Von einem wichtigen Schritt und der Notwendigkeit einer raschen Ratifizierung sprach auch der Präsident der Industriellenvereinigung, Georg Knill. “In einer Welt, in der Protektionismus und Abschottung zunehmen, kann die Antwort darauf nur regelbasierter Freihandel und neue verlässliche Partnerschaften sein.”
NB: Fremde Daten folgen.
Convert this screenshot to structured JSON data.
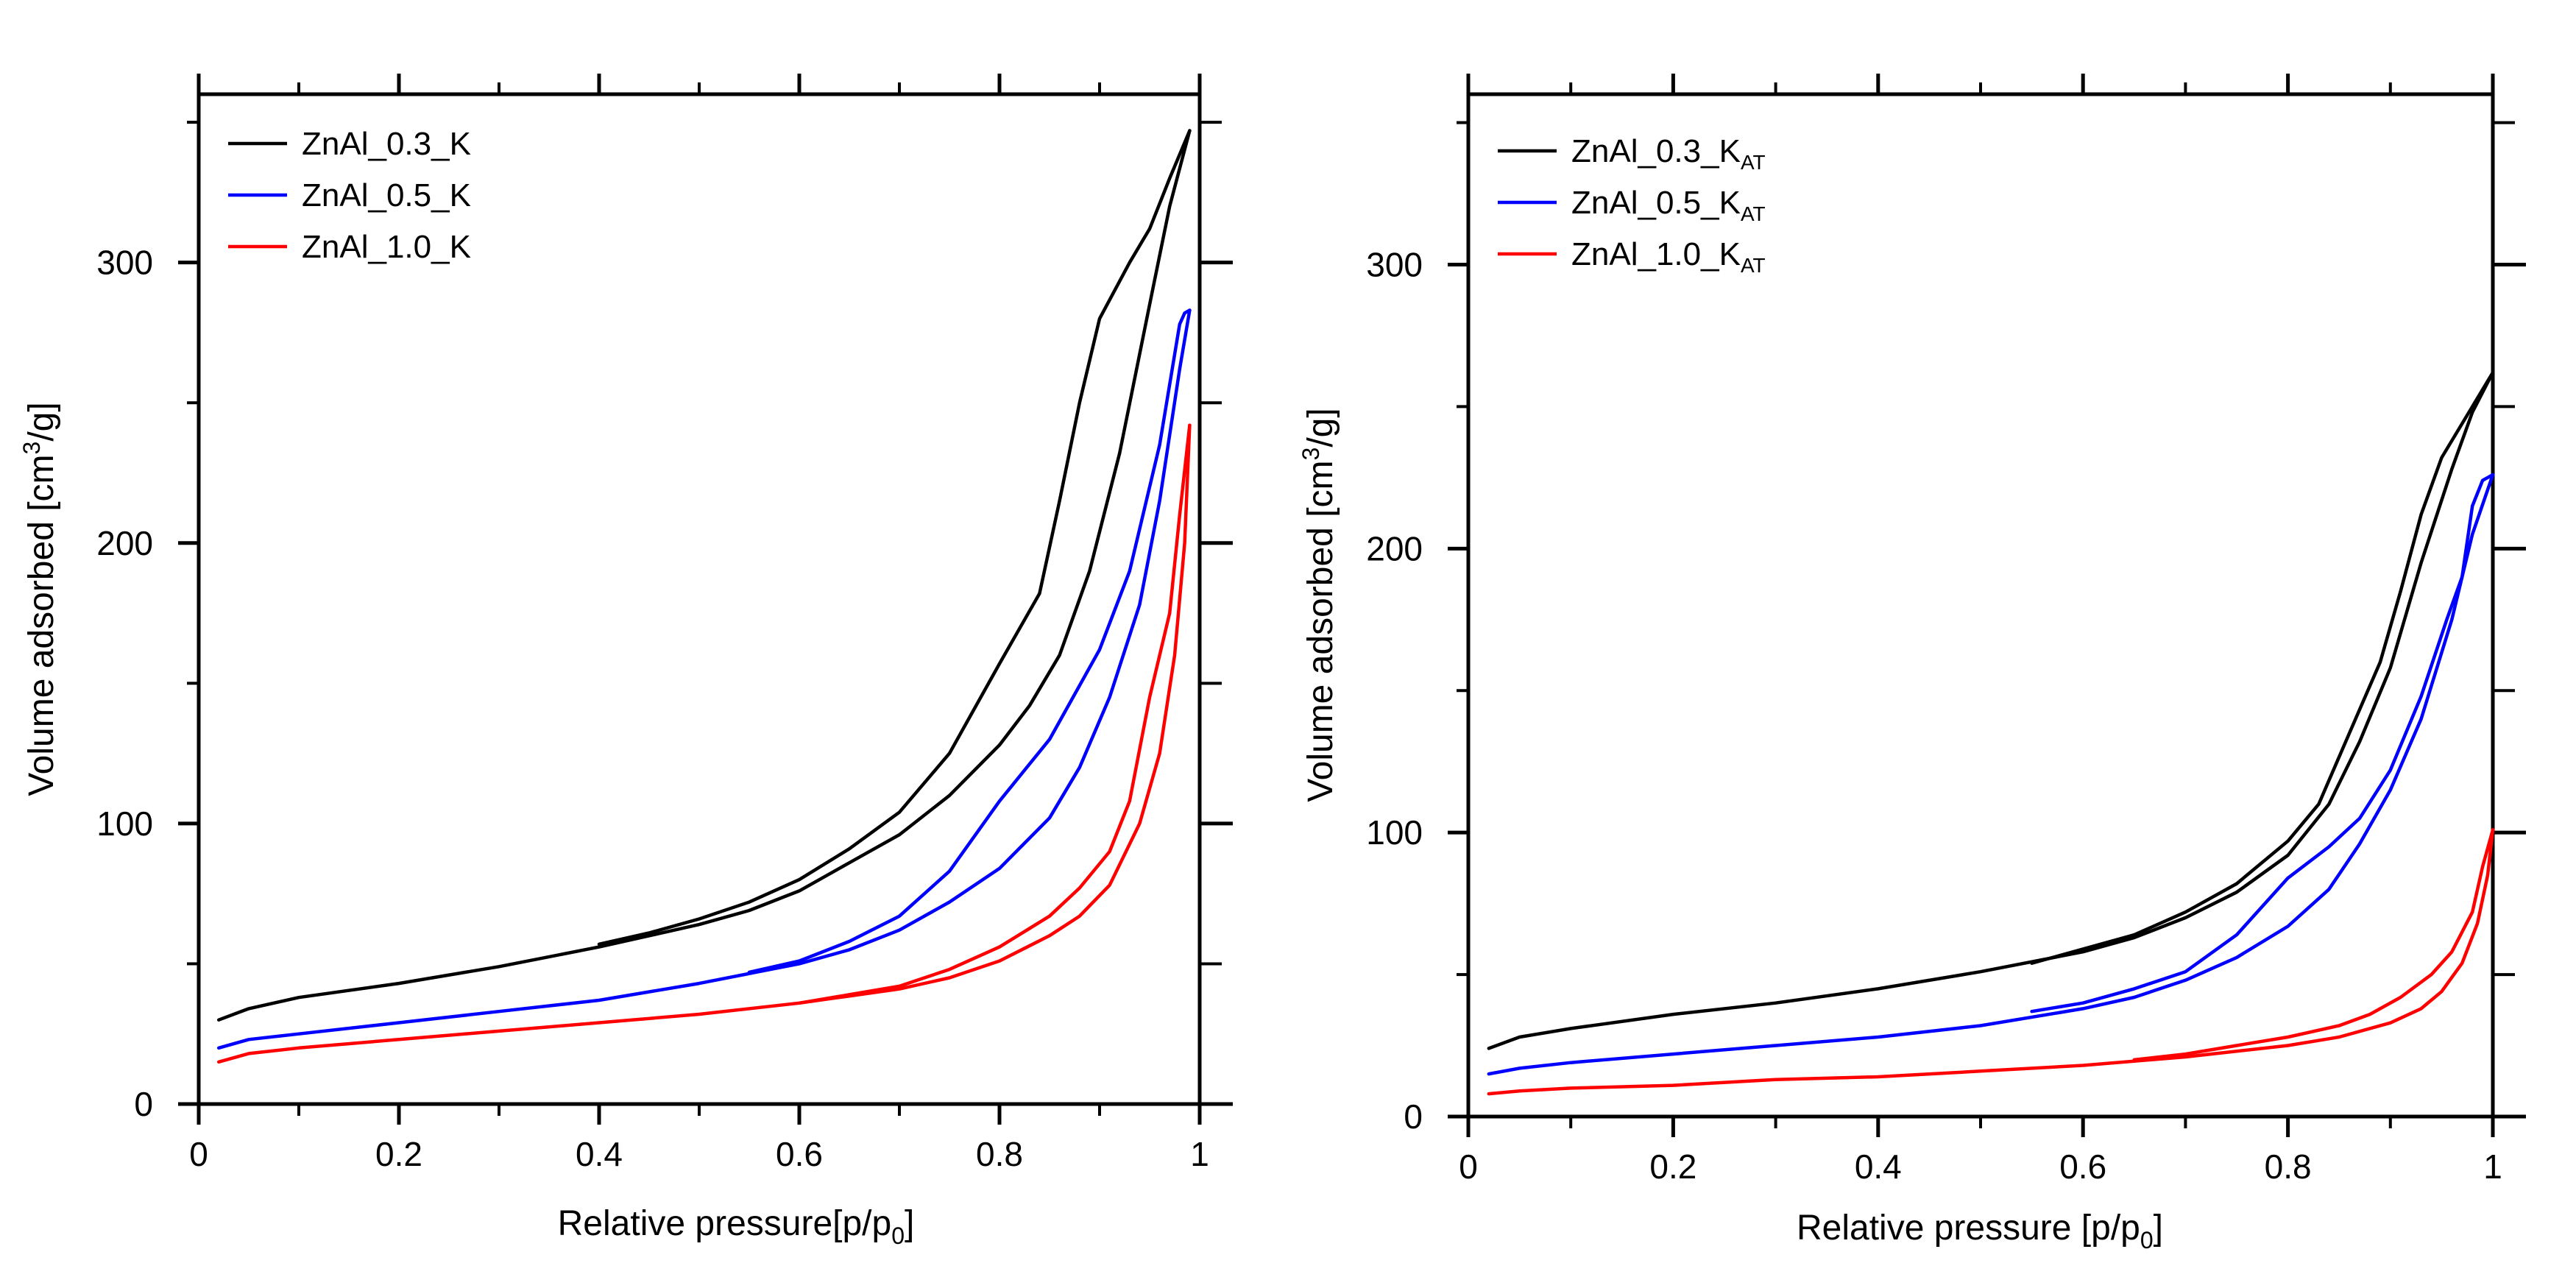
{
  "chart_data": [
    {
      "type": "line",
      "xlabel": "Relative pressure[p/p0]",
      "xlabel_main": "Relative pressure[p/p",
      "xlabel_sub": "0",
      "xlabel_tail": "]",
      "ylabel": "Volume adsorbed [cm3/g]",
      "ylabel_main": "Volume adsorbed [cm",
      "ylabel_sup": "3",
      "ylabel_tail": "/g]",
      "xlim": [
        0,
        1
      ],
      "ylim": [
        0,
        360
      ],
      "xticks": [
        0,
        0.2,
        0.4,
        0.6,
        0.8,
        1
      ],
      "xtick_labels": [
        "0",
        "0.2",
        "0.4",
        "0.6",
        "0.8",
        "1"
      ],
      "yticks": [
        0,
        100,
        200,
        300
      ],
      "ytick_labels": [
        "0",
        "100",
        "200",
        "300"
      ],
      "legend_position": "top-left",
      "series": [
        {
          "name": "ZnAl_0.3_K",
          "label_main": "ZnAl_0.3_K",
          "label_sub": "",
          "color": "#000000",
          "adsorption": [
            [
              0.02,
              30
            ],
            [
              0.05,
              34
            ],
            [
              0.1,
              38
            ],
            [
              0.2,
              43
            ],
            [
              0.3,
              49
            ],
            [
              0.4,
              56
            ],
            [
              0.5,
              64
            ],
            [
              0.55,
              69
            ],
            [
              0.6,
              76
            ],
            [
              0.65,
              86
            ],
            [
              0.7,
              96
            ],
            [
              0.75,
              110
            ],
            [
              0.8,
              128
            ],
            [
              0.83,
              142
            ],
            [
              0.86,
              160
            ],
            [
              0.89,
              190
            ],
            [
              0.92,
              232
            ],
            [
              0.95,
              285
            ],
            [
              0.97,
              320
            ],
            [
              0.99,
              347
            ]
          ],
          "desorption": [
            [
              0.99,
              347
            ],
            [
              0.97,
              330
            ],
            [
              0.95,
              312
            ],
            [
              0.93,
              300
            ],
            [
              0.9,
              280
            ],
            [
              0.88,
              250
            ],
            [
              0.86,
              215
            ],
            [
              0.84,
              182
            ],
            [
              0.8,
              157
            ],
            [
              0.75,
              125
            ],
            [
              0.7,
              104
            ],
            [
              0.65,
              91
            ],
            [
              0.6,
              80
            ],
            [
              0.55,
              72
            ],
            [
              0.5,
              66
            ],
            [
              0.45,
              61
            ],
            [
              0.4,
              57
            ]
          ]
        },
        {
          "name": "ZnAl_0.5_K",
          "label_main": "ZnAl_0.5_K",
          "label_sub": "",
          "color": "#0000ff",
          "adsorption": [
            [
              0.02,
              20
            ],
            [
              0.05,
              23
            ],
            [
              0.1,
              25
            ],
            [
              0.2,
              29
            ],
            [
              0.3,
              33
            ],
            [
              0.4,
              37
            ],
            [
              0.5,
              43
            ],
            [
              0.6,
              50
            ],
            [
              0.65,
              55
            ],
            [
              0.7,
              62
            ],
            [
              0.75,
              72
            ],
            [
              0.8,
              84
            ],
            [
              0.85,
              102
            ],
            [
              0.88,
              120
            ],
            [
              0.91,
              145
            ],
            [
              0.94,
              178
            ],
            [
              0.96,
              215
            ],
            [
              0.98,
              262
            ],
            [
              0.99,
              283
            ]
          ],
          "desorption": [
            [
              0.99,
              283
            ],
            [
              0.985,
              282
            ],
            [
              0.98,
              278
            ],
            [
              0.96,
              235
            ],
            [
              0.93,
              190
            ],
            [
              0.9,
              162
            ],
            [
              0.85,
              130
            ],
            [
              0.8,
              108
            ],
            [
              0.75,
              83
            ],
            [
              0.7,
              67
            ],
            [
              0.65,
              58
            ],
            [
              0.6,
              51
            ],
            [
              0.55,
              47
            ]
          ]
        },
        {
          "name": "ZnAl_1.0_K",
          "label_main": "ZnAl_1.0_K",
          "label_sub": "",
          "color": "#ff0000",
          "adsorption": [
            [
              0.02,
              15
            ],
            [
              0.05,
              18
            ],
            [
              0.1,
              20
            ],
            [
              0.2,
              23
            ],
            [
              0.3,
              26
            ],
            [
              0.4,
              29
            ],
            [
              0.5,
              32
            ],
            [
              0.6,
              36
            ],
            [
              0.7,
              41
            ],
            [
              0.75,
              45
            ],
            [
              0.8,
              51
            ],
            [
              0.85,
              60
            ],
            [
              0.88,
              67
            ],
            [
              0.91,
              78
            ],
            [
              0.94,
              100
            ],
            [
              0.96,
              125
            ],
            [
              0.975,
              160
            ],
            [
              0.985,
              200
            ],
            [
              0.99,
              242
            ]
          ],
          "desorption": [
            [
              0.99,
              242
            ],
            [
              0.98,
              210
            ],
            [
              0.97,
              175
            ],
            [
              0.95,
              145
            ],
            [
              0.93,
              108
            ],
            [
              0.91,
              90
            ],
            [
              0.88,
              77
            ],
            [
              0.85,
              67
            ],
            [
              0.8,
              56
            ],
            [
              0.75,
              48
            ],
            [
              0.7,
              42
            ],
            [
              0.65,
              39
            ],
            [
              0.6,
              36
            ]
          ]
        }
      ]
    },
    {
      "type": "line",
      "xlabel": "Relative pressure [p/p0]",
      "xlabel_main": "Relative pressure [p/p",
      "xlabel_sub": "0",
      "xlabel_tail": "]",
      "ylabel": "Volume adsorbed [cm3/g]",
      "ylabel_main": "Volume adsorbed [cm",
      "ylabel_sup": "3",
      "ylabel_tail": "/g]",
      "xlim": [
        0,
        1
      ],
      "ylim": [
        0,
        360
      ],
      "xticks": [
        0,
        0.2,
        0.4,
        0.6,
        0.8,
        1
      ],
      "xtick_labels": [
        "0",
        "0.2",
        "0.4",
        "0.6",
        "0.8",
        "1"
      ],
      "yticks": [
        0,
        100,
        200,
        300
      ],
      "ytick_labels": [
        "0",
        "100",
        "200",
        "300"
      ],
      "legend_position": "top-left",
      "series": [
        {
          "name": "ZnAl_0.3_KAT",
          "label_main": "ZnAl_0.3_K",
          "label_sub": "AT",
          "color": "#000000",
          "adsorption": [
            [
              0.02,
              24
            ],
            [
              0.05,
              28
            ],
            [
              0.1,
              31
            ],
            [
              0.2,
              36
            ],
            [
              0.3,
              40
            ],
            [
              0.4,
              45
            ],
            [
              0.5,
              51
            ],
            [
              0.6,
              58
            ],
            [
              0.65,
              63
            ],
            [
              0.7,
              70
            ],
            [
              0.75,
              79
            ],
            [
              0.8,
              92
            ],
            [
              0.84,
              110
            ],
            [
              0.87,
              132
            ],
            [
              0.9,
              158
            ],
            [
              0.93,
              195
            ],
            [
              0.96,
              228
            ],
            [
              0.98,
              248
            ],
            [
              1.0,
              262
            ]
          ],
          "desorption": [
            [
              1.0,
              262
            ],
            [
              0.98,
              250
            ],
            [
              0.95,
              232
            ],
            [
              0.93,
              212
            ],
            [
              0.91,
              185
            ],
            [
              0.89,
              160
            ],
            [
              0.86,
              135
            ],
            [
              0.83,
              110
            ],
            [
              0.8,
              97
            ],
            [
              0.75,
              82
            ],
            [
              0.7,
              72
            ],
            [
              0.65,
              64
            ],
            [
              0.6,
              59
            ],
            [
              0.55,
              54
            ]
          ]
        },
        {
          "name": "ZnAl_0.5_KAT",
          "label_main": "ZnAl_0.5_K",
          "label_sub": "AT",
          "color": "#0000ff",
          "adsorption": [
            [
              0.02,
              15
            ],
            [
              0.05,
              17
            ],
            [
              0.1,
              19
            ],
            [
              0.2,
              22
            ],
            [
              0.3,
              25
            ],
            [
              0.4,
              28
            ],
            [
              0.5,
              32
            ],
            [
              0.6,
              38
            ],
            [
              0.65,
              42
            ],
            [
              0.7,
              48
            ],
            [
              0.75,
              56
            ],
            [
              0.8,
              67
            ],
            [
              0.84,
              80
            ],
            [
              0.87,
              96
            ],
            [
              0.9,
              115
            ],
            [
              0.93,
              140
            ],
            [
              0.96,
              175
            ],
            [
              0.98,
              205
            ],
            [
              1.0,
              226
            ]
          ],
          "desorption": [
            [
              1.0,
              226
            ],
            [
              0.99,
              224
            ],
            [
              0.98,
              215
            ],
            [
              0.97,
              190
            ],
            [
              0.955,
              175
            ],
            [
              0.93,
              148
            ],
            [
              0.9,
              122
            ],
            [
              0.87,
              105
            ],
            [
              0.84,
              95
            ],
            [
              0.8,
              84
            ],
            [
              0.75,
              64
            ],
            [
              0.7,
              51
            ],
            [
              0.65,
              45
            ],
            [
              0.6,
              40
            ],
            [
              0.55,
              37
            ]
          ]
        },
        {
          "name": "ZnAl_1.0_KAT",
          "label_main": "ZnAl_1.0_K",
          "label_sub": "AT",
          "color": "#ff0000",
          "adsorption": [
            [
              0.02,
              8
            ],
            [
              0.05,
              9
            ],
            [
              0.1,
              10
            ],
            [
              0.2,
              11
            ],
            [
              0.3,
              13
            ],
            [
              0.4,
              14
            ],
            [
              0.5,
              16
            ],
            [
              0.6,
              18
            ],
            [
              0.7,
              21
            ],
            [
              0.8,
              25
            ],
            [
              0.85,
              28
            ],
            [
              0.9,
              33
            ],
            [
              0.93,
              38
            ],
            [
              0.95,
              44
            ],
            [
              0.97,
              54
            ],
            [
              0.985,
              68
            ],
            [
              0.995,
              85
            ],
            [
              1.0,
              101
            ]
          ],
          "desorption": [
            [
              1.0,
              101
            ],
            [
              0.99,
              88
            ],
            [
              0.98,
              72
            ],
            [
              0.96,
              58
            ],
            [
              0.94,
              50
            ],
            [
              0.91,
              42
            ],
            [
              0.88,
              36
            ],
            [
              0.85,
              32
            ],
            [
              0.8,
              28
            ],
            [
              0.75,
              25
            ],
            [
              0.7,
              22
            ],
            [
              0.65,
              20
            ]
          ]
        }
      ]
    }
  ]
}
“Mercosur stellt unter anderem deshalb eine große Chance für die exportorientierte österreichische Industrie dar, weil es nicht nur einen größeren Absatzmarkt bedeutet”, teilte wiederum Siegfried Menz, der Chef der Industriesparte in der WKÖ mit. “Er bildet auch die Basis für langfristige Rohstoffpartnerschaften, was einen besseren Zugang zu wichtigen Rohstoffen wie Lithium, Kupfer oder Niob bedeutet.” Das sei auch “mit Blick auf die Klimaziele und die Transformation der Industrie von maßgeblicher Bedeutung”, glaubt Menz.

Greenpeace: EU-Parlamentarier aus Österreich sollen gegen Pakt stimmen

Gegen das Abkommen hatten sich stets auch Umweltschutzorganisationen gestellt. So kritisierte Greenpeace nunmehr die Unterzeichnung des EU-Mercosur-Paktes als “reine Politshow. Denn noch fehlt die Zustimmung der gewählten Abgeordneten des EU-Parlaments.” Die Nicht-Regierungsorganisation forderte alle Austro-EU-Abgeordneten auf, gegen das Abkommen zu stimmen.

Austro-EU-Abgeordnete gespalten, Rote sagen Ja

Österreichs Europaabgeordnete sind zum Handelsabkommen gespalten. Während die Mandatare von SPÖ und NEOS dem Pakt zustimmen wollen, stellen sich FPÖ und Grüne dagegen. Die ÖVP legte sich auf APA-Anfrage in Bezug auf die Abstimmung, die im Mai in Straßburg stattfinden könnte, nicht fest. Die FPÖ brachte wegen Mercosur mit ihrer rechten “Patrioten”-Fraktion einen Misstrauensantrag gegen die EU-Kommission ein.

Zudem stimmen die EU-Abgeordneten diesen Mittwoch (21. Jänner) in Straßburg darüber ab, ob sie ein Gutachten des Europäischen Gerichtshofs zur Vereinbarkeit des EU-Mercosur-Abkommens mit den EU-Verträgen einholen wollen. Bei einem Ja läge eine Abstimmung über Mercosur in weiter Ferne, würde weiter nach hinten verschoben werden.